Monday, December 19, 2011

What I want from github.com

I like github, it's probably the primary reason I use git. Here's what I'd like about it to change:


Add a forum/mailing-list. It should be like a simple web forum, but also work as a mailing list via email



When you fork or branch a github repository, you lose both the wiki and issue tracker. For this reason, I think the wiki and issue tracker should be stored in a _directory_ in github. For bonus points, they should be very readable in a plain-text format.

The wiki is lame, especially when you're using git. Instead of a wiki, it should html pages. You'd still keep the WYSIWYG interface (like blogger), but it should make a commit to the actual repository (ala google code) and the underlying stuff should be plain-old html (probably only allow a subset of it). Html has a bad rep, but it's completely undeserved (maybe a separate blog post on that) and has the huge advantage of I can actually view it locally. It's quite important (imho) to be on a per-branch basis.

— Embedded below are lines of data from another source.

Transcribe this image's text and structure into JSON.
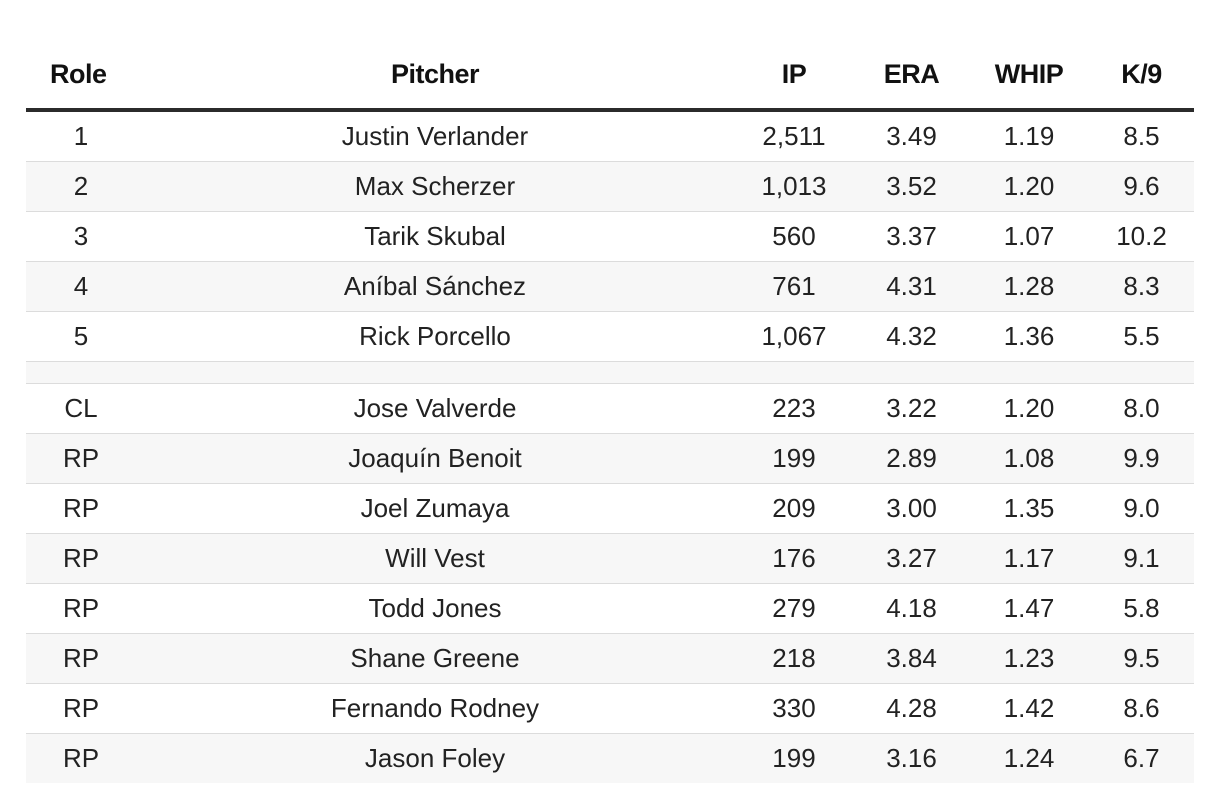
{
  "table": {
    "headers": {
      "role": "Role",
      "pitcher": "Pitcher",
      "ip": "IP",
      "era": "ERA",
      "whip": "WHIP",
      "k9": "K/9"
    },
    "starters": [
      {
        "role": "1",
        "pitcher": "Justin Verlander",
        "ip": "2,511",
        "era": "3.49",
        "whip": "1.19",
        "k9": "8.5"
      },
      {
        "role": "2",
        "pitcher": "Max Scherzer",
        "ip": "1,013",
        "era": "3.52",
        "whip": "1.20",
        "k9": "9.6"
      },
      {
        "role": "3",
        "pitcher": "Tarik Skubal",
        "ip": "560",
        "era": "3.37",
        "whip": "1.07",
        "k9": "10.2"
      },
      {
        "role": "4",
        "pitcher": "Aníbal Sánchez",
        "ip": "761",
        "era": "4.31",
        "whip": "1.28",
        "k9": "8.3"
      },
      {
        "role": "5",
        "pitcher": "Rick Porcello",
        "ip": "1,067",
        "era": "4.32",
        "whip": "1.36",
        "k9": "5.5"
      }
    ],
    "bullpen": [
      {
        "role": "CL",
        "pitcher": "Jose Valverde",
        "ip": "223",
        "era": "3.22",
        "whip": "1.20",
        "k9": "8.0"
      },
      {
        "role": "RP",
        "pitcher": "Joaquín Benoit",
        "ip": "199",
        "era": "2.89",
        "whip": "1.08",
        "k9": "9.9"
      },
      {
        "role": "RP",
        "pitcher": "Joel Zumaya",
        "ip": "209",
        "era": "3.00",
        "whip": "1.35",
        "k9": "9.0"
      },
      {
        "role": "RP",
        "pitcher": "Will Vest",
        "ip": "176",
        "era": "3.27",
        "whip": "1.17",
        "k9": "9.1"
      },
      {
        "role": "RP",
        "pitcher": "Todd Jones",
        "ip": "279",
        "era": "4.18",
        "whip": "1.47",
        "k9": "5.8"
      },
      {
        "role": "RP",
        "pitcher": "Shane Greene",
        "ip": "218",
        "era": "3.84",
        "whip": "1.23",
        "k9": "9.5"
      },
      {
        "role": "RP",
        "pitcher": "Fernando Rodney",
        "ip": "330",
        "era": "4.28",
        "whip": "1.42",
        "k9": "8.6"
      },
      {
        "role": "RP",
        "pitcher": "Jason Foley",
        "ip": "199",
        "era": "3.16",
        "whip": "1.24",
        "k9": "6.7"
      }
    ]
  }
}
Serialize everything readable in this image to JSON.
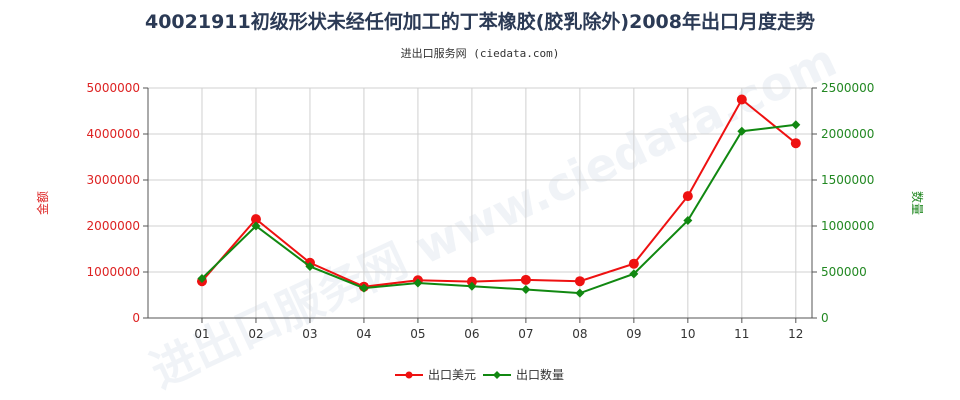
{
  "chart_data": {
    "type": "line",
    "title": "40021911初级形状未经任何加工的丁苯橡胶(胶乳除外)2008年出口月度走势",
    "subtitle": "进出口服务网 (ciedata.com)",
    "watermark": "进出口服务网 www.ciedata.com",
    "categories": [
      "01",
      "02",
      "03",
      "04",
      "05",
      "06",
      "07",
      "08",
      "09",
      "10",
      "11",
      "12"
    ],
    "left_axis": {
      "label": "金额",
      "ylim": [
        0,
        5000000
      ],
      "ticks": [
        0,
        1000000,
        2000000,
        3000000,
        4000000,
        5000000
      ],
      "color": "#dd2222"
    },
    "right_axis": {
      "label": "数量",
      "ylim": [
        0,
        2500000
      ],
      "ticks": [
        0,
        500000,
        1000000,
        1500000,
        2000000,
        2500000
      ],
      "color": "#228822"
    },
    "series": [
      {
        "name": "出口美元",
        "axis": "left",
        "color": "#ee1111",
        "values": [
          800000,
          2150000,
          1200000,
          680000,
          820000,
          790000,
          830000,
          800000,
          1180000,
          2650000,
          4750000,
          3800000
        ]
      },
      {
        "name": "出口数量",
        "axis": "right",
        "color": "#118811",
        "values": [
          430000,
          1000000,
          560000,
          325000,
          380000,
          345000,
          310000,
          270000,
          480000,
          1060000,
          2030000,
          2100000
        ]
      }
    ],
    "grid": true,
    "legend_position": "bottom-center"
  }
}
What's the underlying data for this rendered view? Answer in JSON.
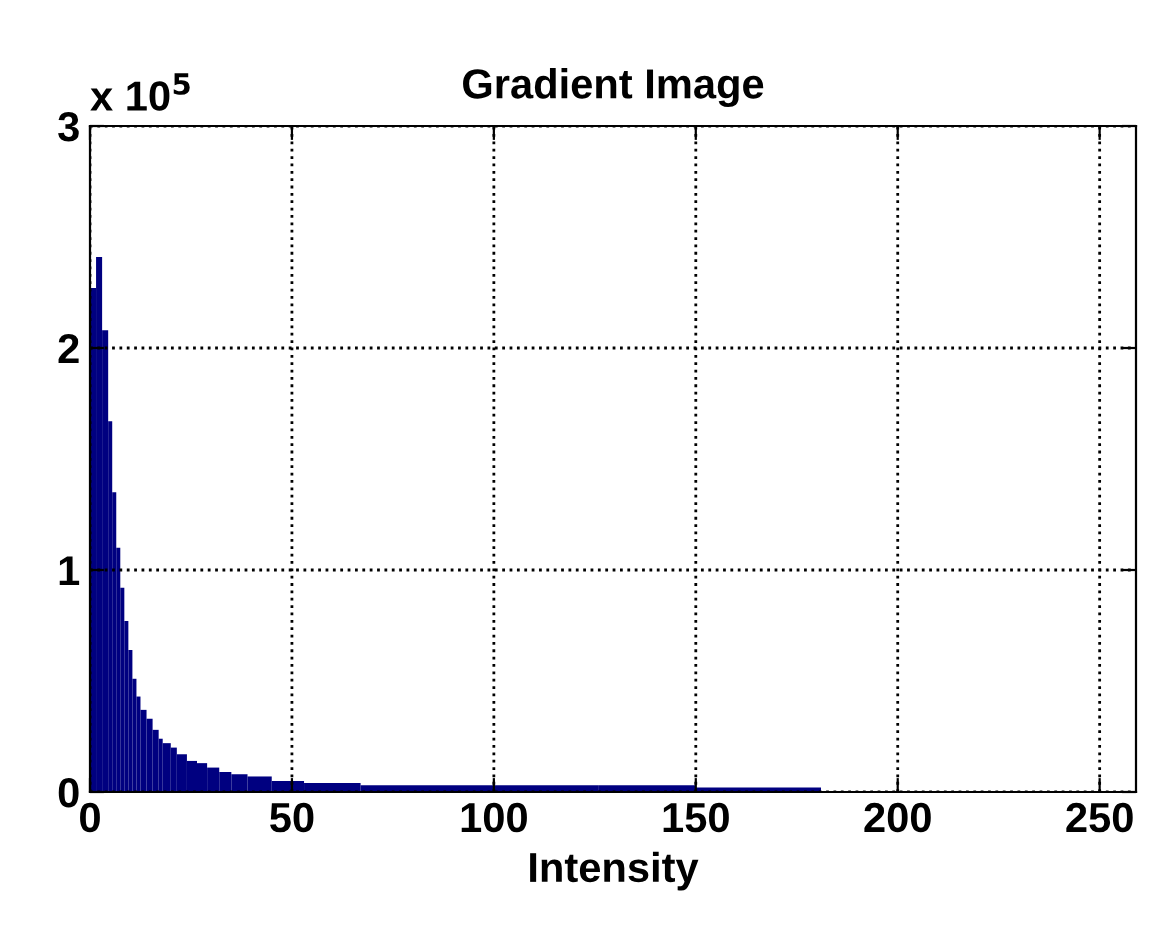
{
  "chart_data": {
    "type": "histogram",
    "title": "Gradient Image",
    "xlabel": "Intensity",
    "annotations": [
      "x 10$^{5}$"
    ],
    "bins": [
      0,
      1.5,
      3,
      4.5,
      5.5,
      6.5,
      7.5,
      8.5,
      9.5,
      10.5,
      11.5,
      12.5,
      14,
      15.5,
      17,
      18,
      20,
      21.5,
      24,
      26.5,
      29,
      32,
      35,
      39,
      45,
      53,
      67,
      126,
      150,
      181
    ],
    "values": [
      2.27,
      2.41,
      2.08,
      1.67,
      1.35,
      1.1,
      0.92,
      0.77,
      0.64,
      0.51,
      0.43,
      0.37,
      0.33,
      0.28,
      0.24,
      0.22,
      0.2,
      0.17,
      0.14,
      0.13,
      0.11,
      0.09,
      0.08,
      0.07,
      0.05,
      0.04,
      0.03,
      0.03,
      0.02
    ],
    "color": "#000080",
    "xlim": [
      0,
      259
    ],
    "xticks": [
      0,
      50,
      100,
      150,
      200,
      250
    ],
    "ylim": [
      0,
      3
    ],
    "yticks": [
      0,
      1,
      2,
      3
    ],
    "grid": true,
    "line_style": "dotted"
  }
}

Also the current website concept is very lame. And almost entirely because its in it's own (shared-nothing) branch (gh-pages), which makes it very difficult to locally look at the website (when I'm coding), as well to make it track my dev branches. This could be unified with the html-wiki somehow.

Monday, December 5, 2011

Git is Ghetto

My biggest complaints with git, is it's full of fanatics, fanboys and otherwise clueless people who pretend: 
   * They know how to use it. 
   * They're getting productivity boosts
   * It's awesome

I think most of these people actually believe what they say, and justify pretending to make themselves look smart/trendy.   I've known people who've started a conversation with how fantastic git is, and end up asking how branching works.

But for this blog, I'm going to focus on a more technical issue, merges. For those that don't know, merges are the bread and butter of a distributed version control system like git. Yet it's unjustifiably atrocious, even compared to Bazaar.

Edit: I was under the wrong impression that Mercurial was any better, but it appears not.

Here's my example to illustrate the ghettoness of git. Imagine I'm managing a simple software project. In the morning I wake up, and there's been two new (unrelated) fixes. Perhaps they need some some mild formatting changes, but otherwise they're both pretty good.


Here's what our situation looks like:
Ok. So, obviously I want to add Daniela's and Bob's changes to my official line. The traditional git workflow would be to merge them in:

 

 Ewwwwwwww! Our history is a mess. Any one who looks at this, has little idea what's going on. If you look at this, you have no ability to go "back" in the *official* history. Like, you have no way of knowing if 12cca34 or 12ce39 was ever at the HEAD of the repository at any point in time. Not very useful for HISTORY. This might not look so bad now, but let's see how terribly it scales. Here's a (very pretty) graphical representation of what this looks like in a more complex project, managed by none-other than the original author of git):



No one sane can say this is acceptable. Look at the time stamps to get even further confused. The history almost useless for everything other than forensic investigation.  Clearly merging with a way that loses a linearized branch state is unacceptable. Fortunately git is quite flexible, and we can work around the issue. Using rebase (or something like it) we can do this:

Ok. This is hot. Super nice history, and how I recommend people try keep their repositories, but it's not without drawbacks:

We've changed the sha's. The first changed, (maybe because we fixed some white space). And the second one changed because it's now based on a new parent commit.

This is (slightly) problematic for anyone with the "old" sha's, and needs to be manually resolved (normally via a hard reset). Furthermore, if I need to make changes to the commit (to either resolve conflicts, or to fix trivial issues) it will look as if the initial commiter did that as part of their commit. If during this process I introduce a bug, this is obviously very not nice. And worst, if it's not noticed for a while -- there's nothing that says "Here is the initial commit" and "Here is how I included it in". Knowing those two parts is very important for fixing a bad merge.


Also, this whole approach works rather poorly with commits that have been cryptographically signed (because when we rebase, we're actually changing the commit in one shape or another). Also, while I can deal with it -- I really don't like the idea of someone making changes to my commits (without me having reviewed it first) and attributing it to me  [Which reminds me of a ghetto idea called "Google Wave"]


So both have pretty steep draw backs, but here's what makes it the worst. Conceptually there's a very simple solution. Merges that preserve a linear history of the state of each branch!

e.g.






And this is how bazaar does it. Graphically this can be awesomely represented (a linear list of changes to a branch, and for any change you can drill-down and see how it was developed in a completely lossless fashion).


This leads me to my conclusion: git is ghetto, and anyone who tells you otherwise is either lying or linus (or both).